Police also say someone approached a 40-year-old man in traditional Jewish attire Thursday in Crown Heights, then punched him in the head and took his phone while making an anti-Jewish statement. 

"Last week, Friday, there were 15 bomb threats that were issued in this city to synagogues. And on Saturday morning when I walked to synagogue, there was a uniformed policeman outside, and it made such a difference to me," said another faith leader.

Police are looking for the person who knocked over a menorah on Fifth Avenue in Sunset Park, Brooklyn, on Tuesday, breaking several bulbs.

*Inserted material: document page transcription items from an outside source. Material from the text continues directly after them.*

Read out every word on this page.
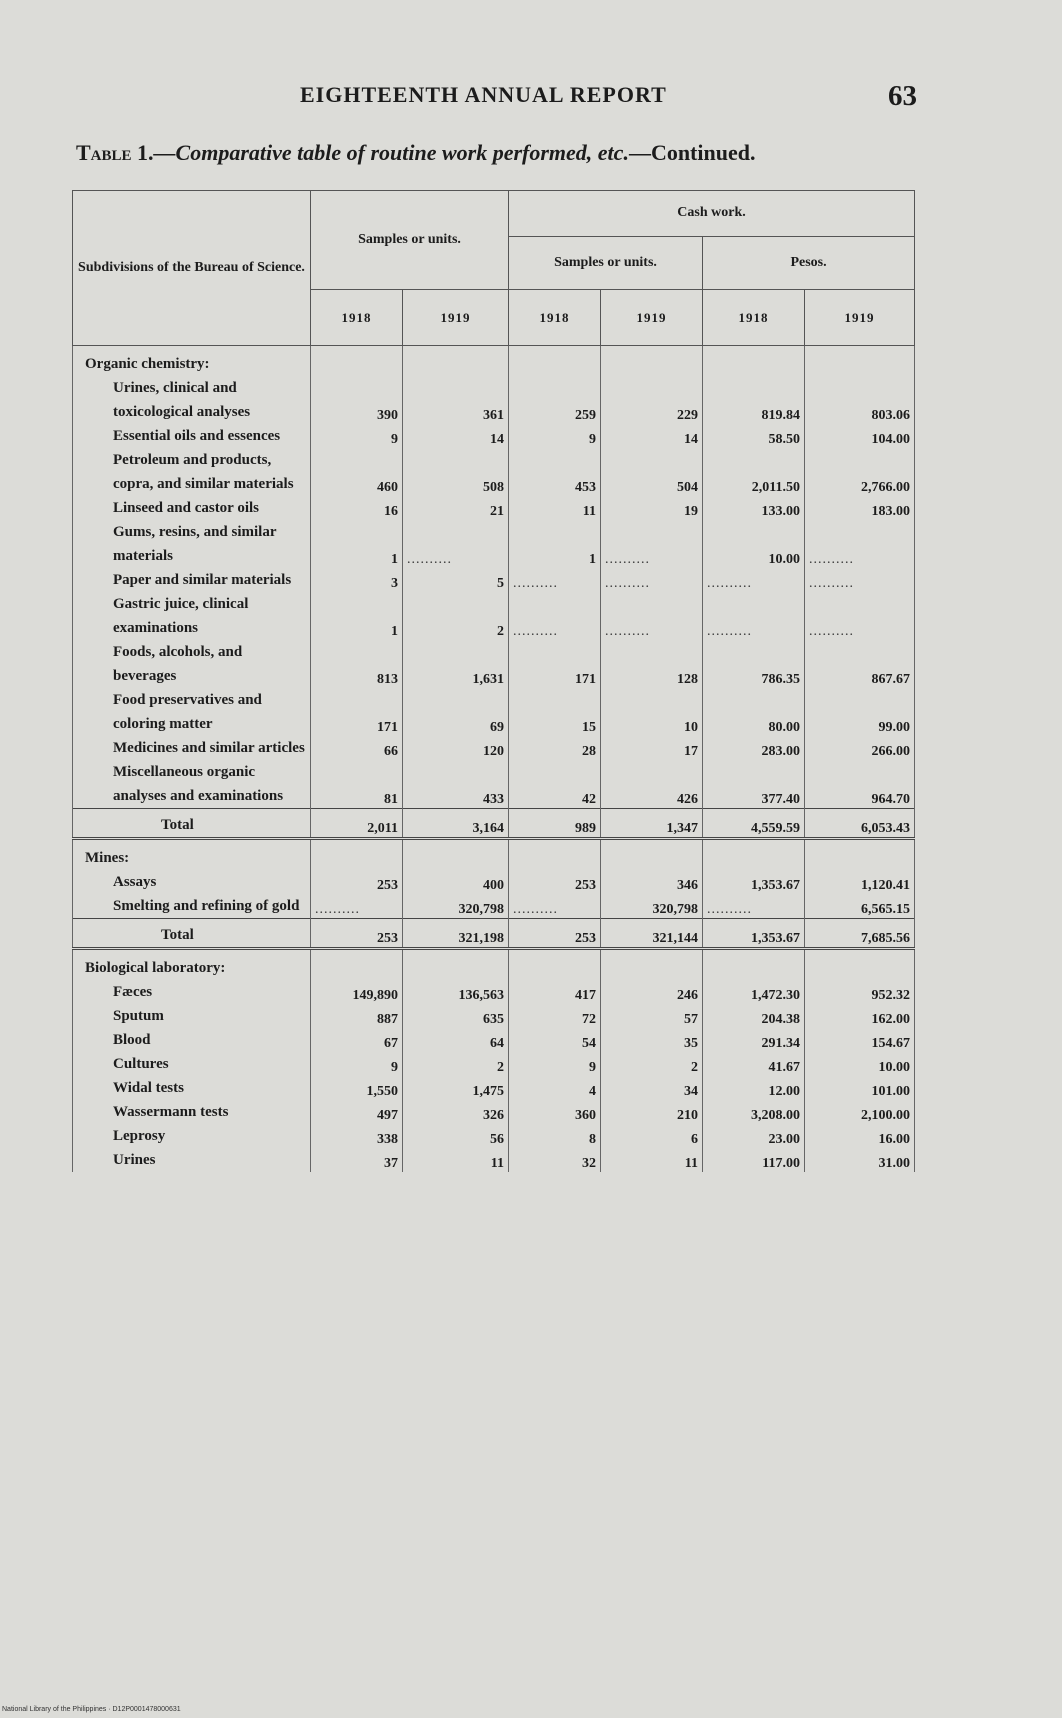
EIGHTEENTH ANNUAL REPORT	63
Table 1.—Comparative table of routine work performed, etc.—Continued.
Subdivisions of the Bureau of Science.	Samples or units.		Cash work.			
			Samples or units.		Pesos.	
	1918	1919	1918	1919	1918	1919
Organic chemistry:						
Urines, clinical and toxicological analyses	390	361	259	229	819.84	803.06
Essential oils and essences	9	14	9	14	58.50	104.00
Petroleum and products, copra, and similar materials	460	508	453	504	2,011.50	2,766.00
Linseed and castor oils	16	21	11	19	133.00	183.00
Gums, resins, and similar materials	1	..........	1	..........	10.00	..........
Paper and similar materials	3	5	..........	..........	..........	..........
Gastric juice, clinical examinations	1	2	..........	..........	..........	..........
Foods, alcohols, and beverages	813	1,631	171	128	786.35	867.67
Food preservatives and coloring matter	171	69	15	10	80.00	99.00
Medicines and similar articles	66	120	28	17	283.00	266.00
Miscellaneous organic analyses and examinations	81	433	42	426	377.40	964.70
Total	2,011	3,164	989	1,347	4,559.59	6,053.43
Mines:						
Assays	253	400	253	346	1,353.67	1,120.41
Smelting and refining of gold	..........	320,798	..........	320,798	..........	6,565.15
Total	253	321,198	253	321,144	1,353.67	7,685.56
Biological laboratory:						
Fæces	149,890	136,563	417	246	1,472.30	952.32
Sputum	887	635	72	57	204.38	162.00
Blood	67	64	54	35	291.34	154.67
Cultures	9	2	9	2	41.67	10.00
Widal tests	1,550	1,475	4	34	12.00	101.00
Wassermann tests	497	326	360	210	3,208.00	2,100.00
Leprosy	338	56	8	6	23.00	16.00
Urines	37	11	32	11	117.00	31.00
National Library of the Philippines · D12P0001478000631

"Given what's happening in our world, I find it extremely frightening," said Sunset Park resident Elizabeth Postrygacz. "These are dangerous, dangerous acts ... They're loaded with meaning."

Mayor Eric Adams calls for unity amid rise in hate crimes across NYC 02:09

Not far from there, at 44th Street and Sixth Avenue, another menorah is now in place for the second night of Hanukkah after someone took the original.

"We actually found the menorah about 400 yards away ... completely broken and destroyed," said Rabbi Yanky Hecht, of Chabad Sunset Park. "I hope and pray that through this menorah lighting and through standing strong, we will inspire others for unity, for light and for peace."

Friday's rally follows the start of Hanukkah, with the lighting of the world's largest menorah in Manhattan.

Adams said police have stepped up security around the city, particularly near public menorahs.

"We have implemented pre-planned measures for elevated security around public menorah displays and at all lighting ceremonies and events," he said. 

The mayor also pointed out there's a lot of good going on around the city right now.

"We do need to lean into the displays of love, of individuals giving out socks and coats and clothing, feeding individuals," he said. 

Adams says no matter who you are or what you believe, "We're all bound together by one thing -- we're New Yorkers. We must stand united."